Miguel Angel Paredes, spokesman for the federal Human Rights Commission, said the government wanted to “rethink” its plan because human rights officials in border states expressed concern that the maps would show anti-immigrant groups – like the Minutemen civilian patrols – where migrants likely would gather.
“This would be practically like telling the Minutemen where the migrants are going to be,” Paredes said. “We are going to rethink this, so that we wouldn’t almost be handing them over to groups that attack migrants.”
On Wednesday, U.S. Homeland Security Secretary Michael Chertoff said the United States opposed the plan “in the strongest terms.” He said the effort would lead more people to cross the border, “leading to more migrant deaths and the further enrichment of the criminal human trafficking rings.”
The commission, a Mexican government-funded agency with independent powers, originally said it would print and pay for at least 70,000 maps showing highways, rescue beacons and water tanks in the Arizona desert.

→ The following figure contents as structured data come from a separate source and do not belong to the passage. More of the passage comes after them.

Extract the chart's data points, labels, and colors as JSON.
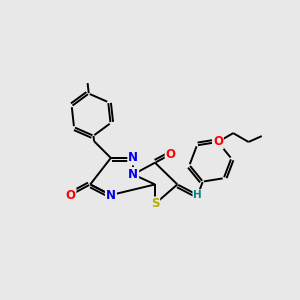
{
  "background_color": "#e8e8e8",
  "bond_color": "#000000",
  "atom_colors": {
    "N": "#0000ee",
    "O": "#ff0000",
    "S": "#bbaa00",
    "H": "#008888",
    "C": "#000000"
  },
  "figsize": [
    3.0,
    3.0
  ],
  "dpi": 100
}
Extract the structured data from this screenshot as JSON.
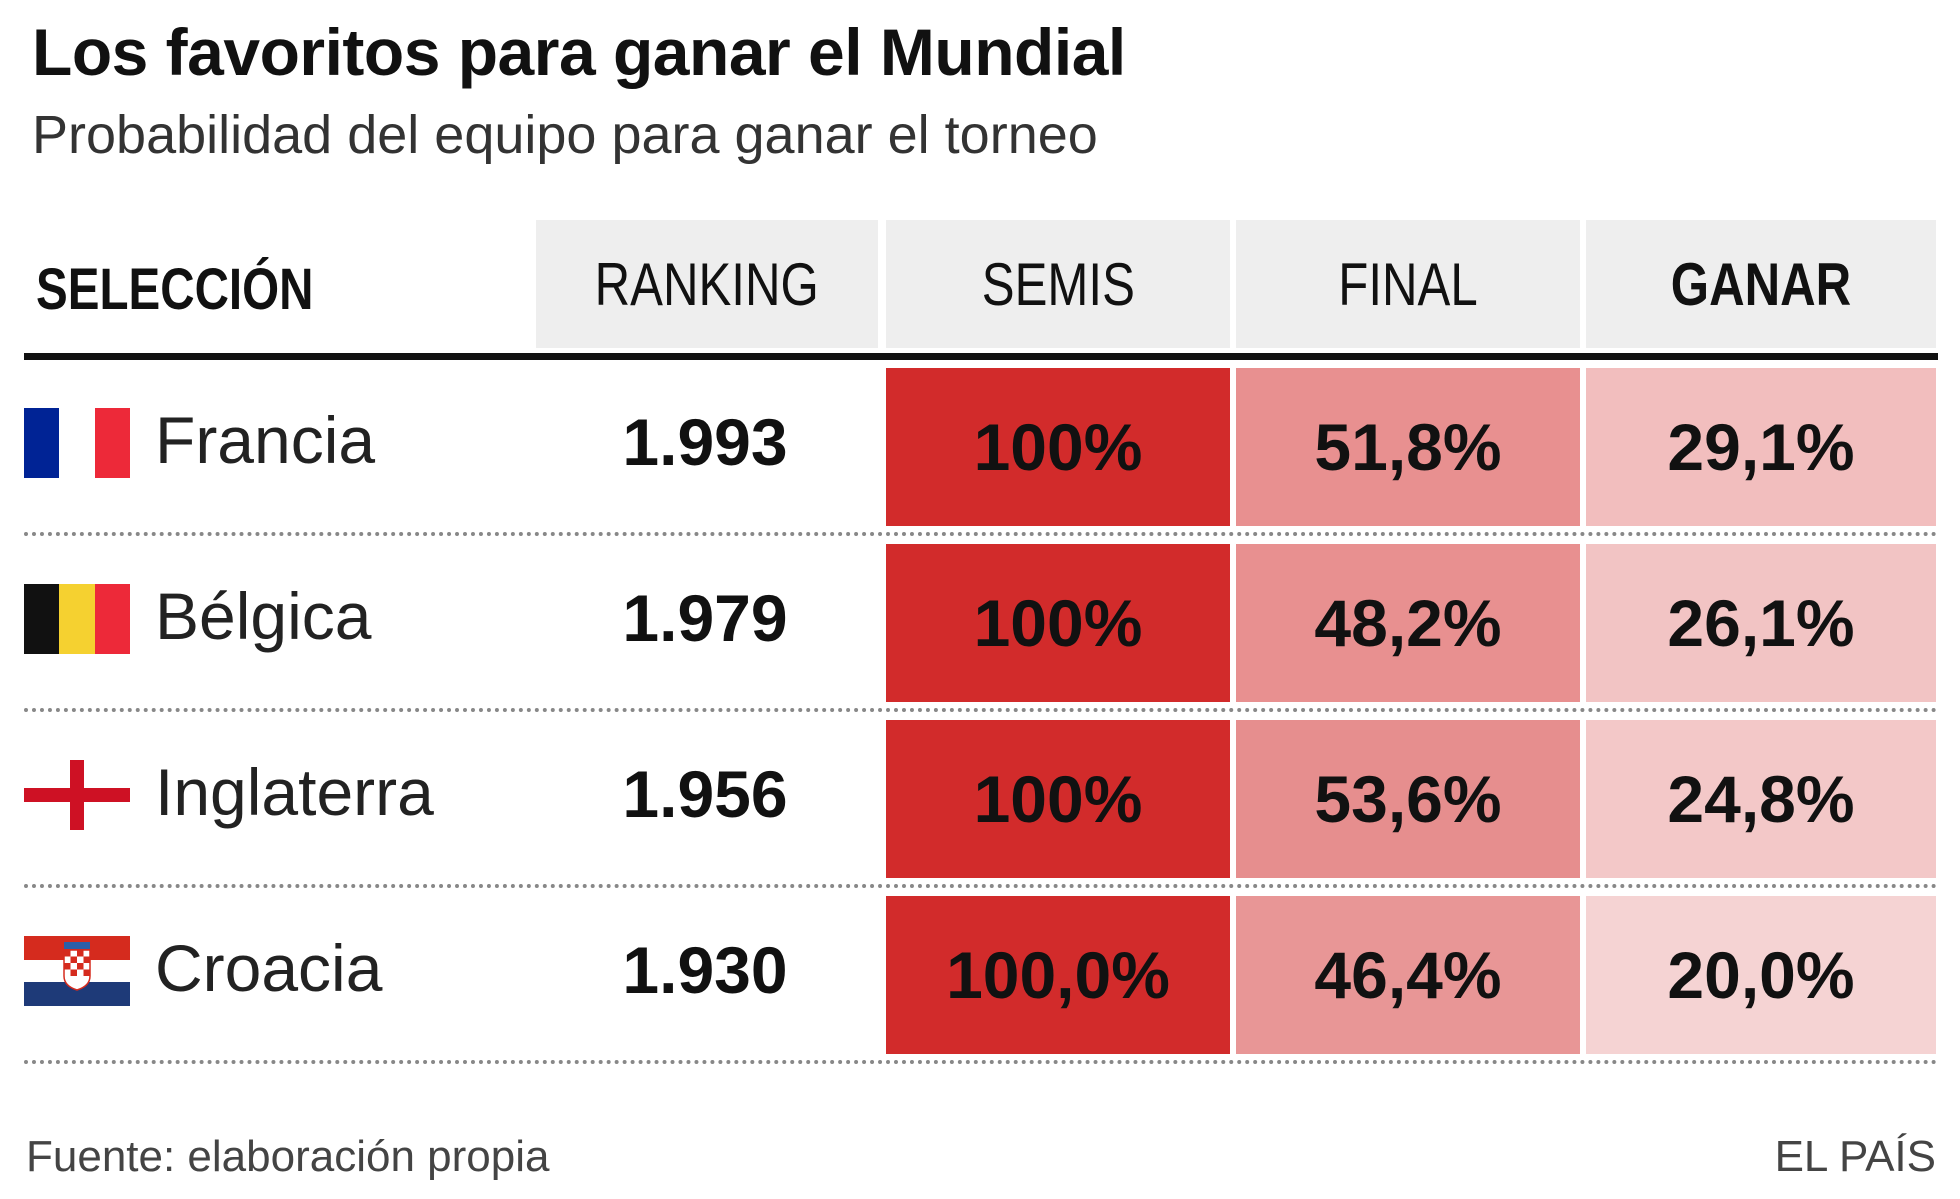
{
  "title": "Los favoritos para ganar el Mundial",
  "subtitle": "Probabilidad del equipo para ganar el torneo",
  "footer": {
    "source": "Fuente: elaboración propia",
    "brand": "EL PAÍS"
  },
  "colors": {
    "semis": "#d22b2b",
    "final": "#e89090",
    "win_high": "#f2bebe",
    "win_low": "#f5d3d3",
    "header_bg": "#eeeeee"
  },
  "chart_data": {
    "type": "table",
    "columns": [
      "SELECCIÓN",
      "RANKING",
      "SEMIS",
      "FINAL",
      "GANAR"
    ],
    "rows": [
      {
        "team": "Francia",
        "flag": "france-flag-icon",
        "ranking": "1.993",
        "semis": "100%",
        "final": "51,8%",
        "win": "29,1%"
      },
      {
        "team": "Bélgica",
        "flag": "belgium-flag-icon",
        "ranking": "1.979",
        "semis": "100%",
        "final": "48,2%",
        "win": "26,1%"
      },
      {
        "team": "Inglaterra",
        "flag": "england-flag-icon",
        "ranking": "1.956",
        "semis": "100%",
        "final": "53,6%",
        "win": "24,8%"
      },
      {
        "team": "Croacia",
        "flag": "croatia-flag-icon",
        "ranking": "1.930",
        "semis": "100,0%",
        "final": "46,4%",
        "win": "20,0%"
      }
    ]
  }
}
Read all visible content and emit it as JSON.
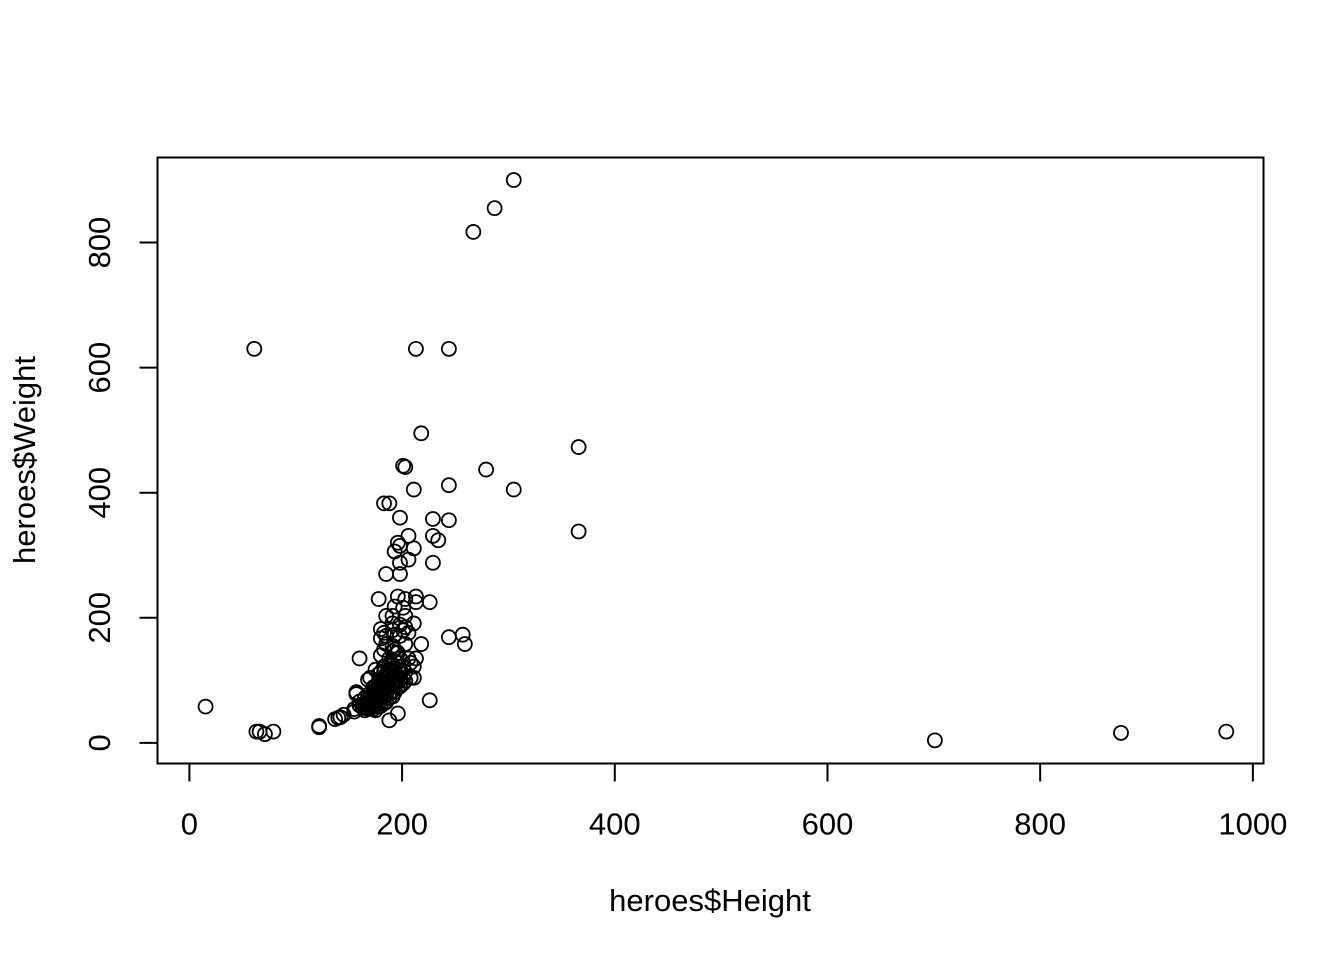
{
  "chart_data": {
    "type": "scatter",
    "title": "",
    "xlabel": "heroes$Height",
    "ylabel": "heroes$Weight",
    "xlim": [
      -30,
      1010
    ],
    "ylim": [
      -33,
      936
    ],
    "x_ticks": [
      0,
      200,
      400,
      600,
      800,
      1000
    ],
    "y_ticks": [
      0,
      200,
      400,
      600,
      800
    ],
    "x_tick_labels": [
      "0",
      "200",
      "400",
      "600",
      "800",
      "1000"
    ],
    "y_tick_labels": [
      "0",
      "200",
      "400",
      "600",
      "800"
    ],
    "grid": false,
    "legend": "none",
    "marker": "open-circle",
    "points": [
      [
        15.2,
        58
      ],
      [
        61,
        630
      ],
      [
        63,
        18
      ],
      [
        66,
        18
      ],
      [
        71,
        14
      ],
      [
        79,
        18
      ],
      [
        122,
        27
      ],
      [
        122,
        25
      ],
      [
        137,
        38
      ],
      [
        140,
        40
      ],
      [
        142,
        41
      ],
      [
        145,
        45
      ],
      [
        155,
        50
      ],
      [
        155,
        54
      ],
      [
        157,
        78
      ],
      [
        157,
        81
      ],
      [
        160,
        60
      ],
      [
        160,
        66
      ],
      [
        160,
        135
      ],
      [
        163,
        56
      ],
      [
        163,
        62
      ],
      [
        165,
        52
      ],
      [
        165,
        57
      ],
      [
        165,
        63
      ],
      [
        165,
        72
      ],
      [
        168,
        54
      ],
      [
        168,
        61
      ],
      [
        168,
        70
      ],
      [
        168,
        77
      ],
      [
        168,
        101
      ],
      [
        170,
        55
      ],
      [
        170,
        59
      ],
      [
        170,
        63
      ],
      [
        170,
        68
      ],
      [
        170,
        74
      ],
      [
        170,
        104
      ],
      [
        172,
        61
      ],
      [
        173,
        54
      ],
      [
        173,
        65
      ],
      [
        173,
        70
      ],
      [
        173,
        79
      ],
      [
        173,
        89
      ],
      [
        175,
        52
      ],
      [
        175,
        59
      ],
      [
        175,
        63
      ],
      [
        175,
        68
      ],
      [
        175,
        72
      ],
      [
        175,
        81
      ],
      [
        175,
        90
      ],
      [
        175,
        117
      ],
      [
        178,
        58
      ],
      [
        178,
        63
      ],
      [
        178,
        74
      ],
      [
        178,
        77
      ],
      [
        178,
        83
      ],
      [
        178,
        88
      ],
      [
        178,
        95
      ],
      [
        178,
        99
      ],
      [
        178,
        110
      ],
      [
        178,
        230
      ],
      [
        180,
        59
      ],
      [
        180,
        68
      ],
      [
        180,
        72
      ],
      [
        180,
        79
      ],
      [
        180,
        86
      ],
      [
        180,
        101
      ],
      [
        180,
        113
      ],
      [
        180,
        140
      ],
      [
        180,
        167
      ],
      [
        180,
        182
      ],
      [
        183,
        63
      ],
      [
        183,
        74
      ],
      [
        183,
        81
      ],
      [
        183,
        88
      ],
      [
        183,
        95
      ],
      [
        183,
        104
      ],
      [
        183,
        113
      ],
      [
        183,
        122
      ],
      [
        183,
        149
      ],
      [
        183,
        176
      ],
      [
        183,
        383
      ],
      [
        185,
        65
      ],
      [
        185,
        77
      ],
      [
        185,
        86
      ],
      [
        185,
        90
      ],
      [
        185,
        99
      ],
      [
        185,
        104
      ],
      [
        185,
        110
      ],
      [
        185,
        158
      ],
      [
        185,
        171
      ],
      [
        185,
        203
      ],
      [
        185,
        270
      ],
      [
        188,
        36
      ],
      [
        188,
        72
      ],
      [
        188,
        79
      ],
      [
        188,
        88
      ],
      [
        188,
        95
      ],
      [
        188,
        101
      ],
      [
        188,
        108
      ],
      [
        188,
        117
      ],
      [
        188,
        126
      ],
      [
        188,
        135
      ],
      [
        188,
        383
      ],
      [
        191,
        74
      ],
      [
        191,
        83
      ],
      [
        191,
        92
      ],
      [
        191,
        97
      ],
      [
        191,
        106
      ],
      [
        191,
        113
      ],
      [
        191,
        124
      ],
      [
        191,
        146
      ],
      [
        191,
        155
      ],
      [
        191,
        180
      ],
      [
        191,
        191
      ],
      [
        191,
        203
      ],
      [
        193,
        81
      ],
      [
        193,
        90
      ],
      [
        193,
        101
      ],
      [
        193,
        110
      ],
      [
        193,
        119
      ],
      [
        193,
        131
      ],
      [
        193,
        149
      ],
      [
        193,
        173
      ],
      [
        193,
        218
      ],
      [
        193,
        306
      ],
      [
        196,
        47
      ],
      [
        196,
        88
      ],
      [
        196,
        97
      ],
      [
        196,
        104
      ],
      [
        196,
        117
      ],
      [
        196,
        128
      ],
      [
        196,
        144
      ],
      [
        196,
        234
      ],
      [
        196,
        320
      ],
      [
        198,
        90
      ],
      [
        198,
        101
      ],
      [
        198,
        113
      ],
      [
        198,
        135
      ],
      [
        198,
        171
      ],
      [
        198,
        189
      ],
      [
        198,
        270
      ],
      [
        198,
        288
      ],
      [
        198,
        360
      ],
      [
        198,
        315
      ],
      [
        201,
        95
      ],
      [
        201,
        104
      ],
      [
        201,
        122
      ],
      [
        201,
        180
      ],
      [
        201,
        216
      ],
      [
        201,
        443
      ],
      [
        203,
        99
      ],
      [
        203,
        113
      ],
      [
        203,
        158
      ],
      [
        203,
        185
      ],
      [
        203,
        203
      ],
      [
        203,
        230
      ],
      [
        203,
        441
      ],
      [
        206,
        135
      ],
      [
        206,
        176
      ],
      [
        206,
        293
      ],
      [
        206,
        331
      ],
      [
        208,
        104
      ],
      [
        208,
        128
      ],
      [
        211,
        104
      ],
      [
        211,
        122
      ],
      [
        211,
        191
      ],
      [
        211,
        311
      ],
      [
        211,
        405
      ],
      [
        213,
        135
      ],
      [
        213,
        225
      ],
      [
        213,
        234
      ],
      [
        213,
        630
      ],
      [
        218,
        158
      ],
      [
        218,
        495
      ],
      [
        226,
        68
      ],
      [
        226,
        225
      ],
      [
        229,
        288
      ],
      [
        229,
        331
      ],
      [
        229,
        358
      ],
      [
        234,
        324
      ],
      [
        244,
        169
      ],
      [
        244,
        356
      ],
      [
        244,
        412
      ],
      [
        244,
        630
      ],
      [
        257,
        173
      ],
      [
        259,
        158
      ],
      [
        267,
        817
      ],
      [
        279,
        437
      ],
      [
        287,
        855
      ],
      [
        305,
        405
      ],
      [
        305,
        900
      ],
      [
        366,
        338
      ],
      [
        366,
        473
      ],
      [
        701,
        4
      ],
      [
        876,
        16
      ],
      [
        975,
        18
      ]
    ]
  }
}
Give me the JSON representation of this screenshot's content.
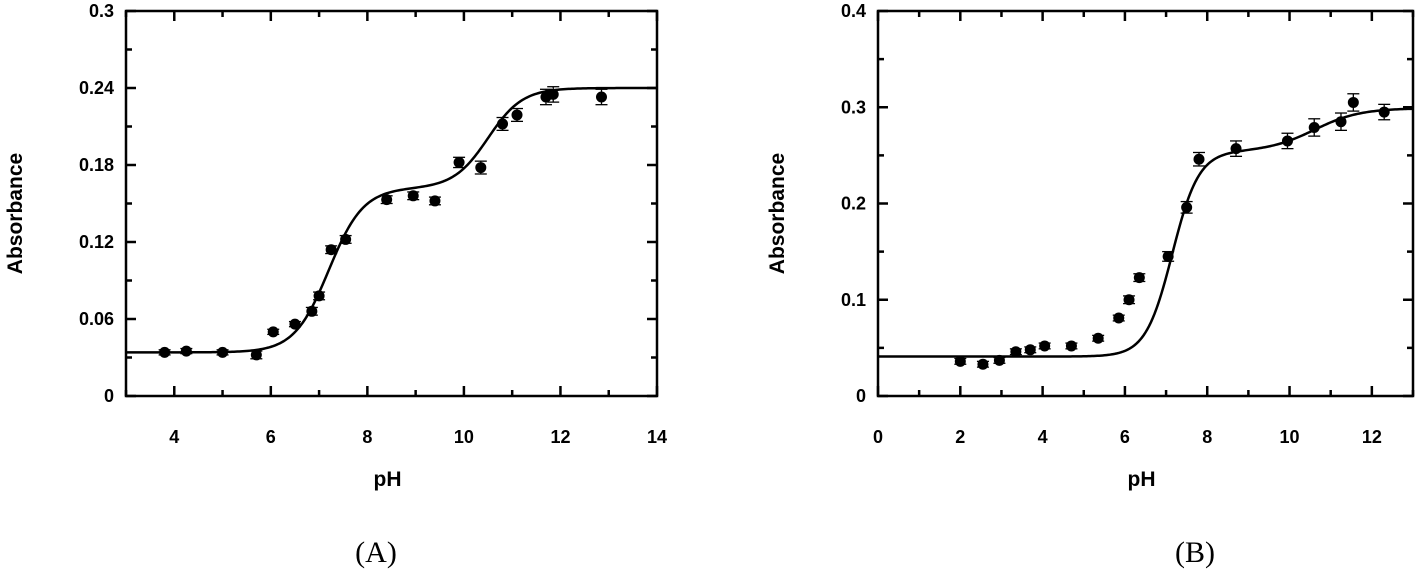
{
  "chart_data": [
    {
      "type": "scatter",
      "panel_label": "(A)",
      "xlabel": "pH",
      "ylabel": "Absorbance",
      "xlim": [
        3,
        14
      ],
      "ylim": [
        0,
        0.3
      ],
      "xticks": [
        4,
        6,
        8,
        10,
        12,
        14
      ],
      "xtick_labels": [
        "4",
        "6",
        "8",
        "10",
        "12",
        "14"
      ],
      "yticks": [
        0,
        0.06,
        0.12,
        0.18,
        0.24,
        0.3
      ],
      "ytick_labels": [
        "0",
        "0.06",
        "0.12",
        "0.18",
        "0.24",
        "0.3"
      ],
      "grid": false,
      "series": [
        {
          "points": [
            {
              "x": 3.8,
              "y": 0.034,
              "err": 0.002
            },
            {
              "x": 4.25,
              "y": 0.035,
              "err": 0.002
            },
            {
              "x": 5.0,
              "y": 0.034,
              "err": 0.002
            },
            {
              "x": 5.7,
              "y": 0.032,
              "err": 0.003
            },
            {
              "x": 6.05,
              "y": 0.05,
              "err": 0.002
            },
            {
              "x": 6.5,
              "y": 0.056,
              "err": 0.002
            },
            {
              "x": 6.85,
              "y": 0.066,
              "err": 0.003
            },
            {
              "x": 7.0,
              "y": 0.078,
              "err": 0.003
            },
            {
              "x": 7.25,
              "y": 0.114,
              "err": 0.003
            },
            {
              "x": 7.55,
              "y": 0.122,
              "err": 0.003
            },
            {
              "x": 8.4,
              "y": 0.153,
              "err": 0.003
            },
            {
              "x": 8.95,
              "y": 0.156,
              "err": 0.003
            },
            {
              "x": 9.4,
              "y": 0.152,
              "err": 0.003
            },
            {
              "x": 9.9,
              "y": 0.182,
              "err": 0.004
            },
            {
              "x": 10.35,
              "y": 0.178,
              "err": 0.005
            },
            {
              "x": 10.8,
              "y": 0.212,
              "err": 0.005
            },
            {
              "x": 11.1,
              "y": 0.219,
              "err": 0.005
            },
            {
              "x": 11.7,
              "y": 0.233,
              "err": 0.006
            },
            {
              "x": 11.85,
              "y": 0.235,
              "err": 0.006
            },
            {
              "x": 12.85,
              "y": 0.233,
              "err": 0.006
            }
          ],
          "fit_curve": {
            "kind": "two-step sigmoid",
            "baseline": 0.034,
            "steps": [
              {
                "amplitude": 0.128,
                "midpoint_pH": 7.2,
                "slope": 2.8
              },
              {
                "amplitude": 0.078,
                "midpoint_pH": 10.5,
                "slope": 2.8
              }
            ]
          }
        }
      ]
    },
    {
      "type": "scatter",
      "panel_label": "(B)",
      "xlabel": "pH",
      "ylabel": "Absorbance",
      "xlim": [
        0,
        13
      ],
      "ylim": [
        0,
        0.4
      ],
      "xticks": [
        0,
        2,
        4,
        6,
        8,
        10,
        12
      ],
      "xtick_labels": [
        "0",
        "2",
        "4",
        "6",
        "8",
        "10",
        "12"
      ],
      "yticks": [
        0,
        0.1,
        0.2,
        0.3,
        0.4
      ],
      "ytick_labels": [
        "0",
        "0.1",
        "0.2",
        "0.3",
        "0.4"
      ],
      "grid": false,
      "series": [
        {
          "points": [
            {
              "x": 2.0,
              "y": 0.036,
              "err": 0.003
            },
            {
              "x": 2.55,
              "y": 0.033,
              "err": 0.003
            },
            {
              "x": 2.95,
              "y": 0.037,
              "err": 0.003
            },
            {
              "x": 3.35,
              "y": 0.046,
              "err": 0.003
            },
            {
              "x": 3.7,
              "y": 0.048,
              "err": 0.003
            },
            {
              "x": 4.05,
              "y": 0.052,
              "err": 0.003
            },
            {
              "x": 4.7,
              "y": 0.052,
              "err": 0.003
            },
            {
              "x": 5.35,
              "y": 0.06,
              "err": 0.003
            },
            {
              "x": 5.85,
              "y": 0.081,
              "err": 0.003
            },
            {
              "x": 6.1,
              "y": 0.1,
              "err": 0.004
            },
            {
              "x": 6.35,
              "y": 0.123,
              "err": 0.004
            },
            {
              "x": 7.05,
              "y": 0.145,
              "err": 0.005
            },
            {
              "x": 7.5,
              "y": 0.196,
              "err": 0.006
            },
            {
              "x": 7.8,
              "y": 0.246,
              "err": 0.007
            },
            {
              "x": 8.7,
              "y": 0.257,
              "err": 0.008
            },
            {
              "x": 9.95,
              "y": 0.265,
              "err": 0.008
            },
            {
              "x": 10.6,
              "y": 0.279,
              "err": 0.009
            },
            {
              "x": 11.25,
              "y": 0.285,
              "err": 0.009
            },
            {
              "x": 11.55,
              "y": 0.305,
              "err": 0.009
            },
            {
              "x": 12.3,
              "y": 0.295,
              "err": 0.008
            }
          ],
          "fit_curve": {
            "kind": "two-step sigmoid",
            "baseline": 0.041,
            "steps": [
              {
                "amplitude": 0.213,
                "midpoint_pH": 7.15,
                "slope": 3.1
              },
              {
                "amplitude": 0.045,
                "midpoint_pH": 10.6,
                "slope": 1.8
              }
            ]
          }
        }
      ]
    }
  ]
}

Britain boosting Afghanistan presence
London Britain will send at least another 4,000 troops – four times its current deployment – to Afghanistan in coming months as a NATO mission expands into a dangerous region rife with Taliban and al-Qaida insurgents, the government said Thursday.
Britain now has about 1,000 troops in Afghanistan. That would peak at about 5,700 but drop to less than 4,700 after engineers complete building a base for troops by July, Defense Secretary John Reid said.
He told the House of Commons that the mission in southern Afghanistan was dangerous, and warlords and drug trafficking gangs were active in the region.
“Those risks are as nothing compared to the dangers to our country and our people of allowing Afghanistan to fall back into the hands of the Taliban and the terrorists,” he said.
The Afghanistan deployment comes as NATO expands its peacekeeping mission there from 9,000 to about 16,000 troops. In May, Britain takes control of NATO’s International Security Assistance Force based in the capital, Kabul.